Myths of Global Diversification
Investors have been through difficult times. It is uncertain how long these uncertainties will continue. They have been seeing their portfolios tumble in a matter of days. It is hard to be immune from the vagaries of gyrating investing markets.
Quite often we hear about the need for minimizing the risks of investment. One of the recommended strategies is to diversify globally in the emerging countries. This is based on the assumption that the world is changing fast with new financial powerhouses in Asia, Middle East, South America and Europe.
It has been thought that the world is becoming less and less dependent upon US economy and that economic activity is moving away from US shores. The fall of US dollar and the continuing rise of Euro are cited as examples of dwindling stronghold of US finances on the global markets.
Global Demand is Still Driven by US
Second half of 2007 and the beginning of 2008 put stock and bond markets in turmoil. It is not clear whether the Fed rate cuts and US Government stimuli package will bring out the US economy from the woes of economic slowdown.

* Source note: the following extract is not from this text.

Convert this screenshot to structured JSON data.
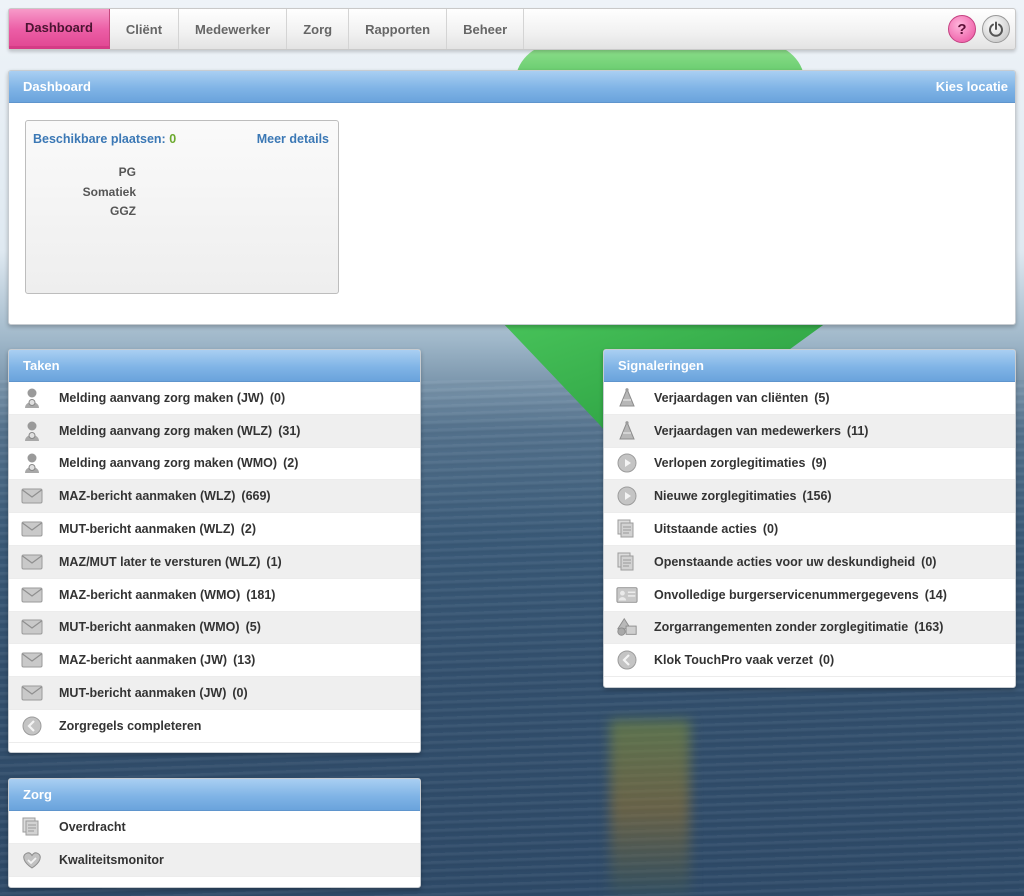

However, we have noticed one important thing and that is that the world capital markets are still driven by US markets. US economic slowdown is having an impact throughout the world. The way world stock and bond markets behaved soon after the turmoil in the US markets was a little surprising to the votaries of global investment.
How can we account for the steep fall in world capital markets and the subsequent rise?
We see that US is a huge market for Chinese exports. Any economic recession in the US means negative income. With less money in their pockets, the consumers will not be in a position to purchase more from China. This will impact Chinese exports and consequently its economic growth.
It was assumed that with growing involvement of Chinese economy with Europe, China will be less dependent upon US. However, with less income, US consumers will not be able to buy more from Europe as well. If US spends less in Europe, Europe in turn will buy less from China.
Same is the case with other economies. This only underlines the fact that US cannot be written away as yet. World seems to be deeply involved with US economy. Globally US is not only a major consumer and investor but also a leader in technology. So it seems that there is no escape from the affects of US economic changes for a long time to come.
From the above the only lesson that we learn is that investors need to exercise more caution while investing globally. If economic conditions worsen in the US, there is no guarantee that we will remain unaffected while keeping our capital thousands of miles away.
World is still looking towards the US not only economically but also as a policeman. What is true internally may not be different externally. Investors have to put in place risk controls and launch businesses with due regard to the US economy and capital markets.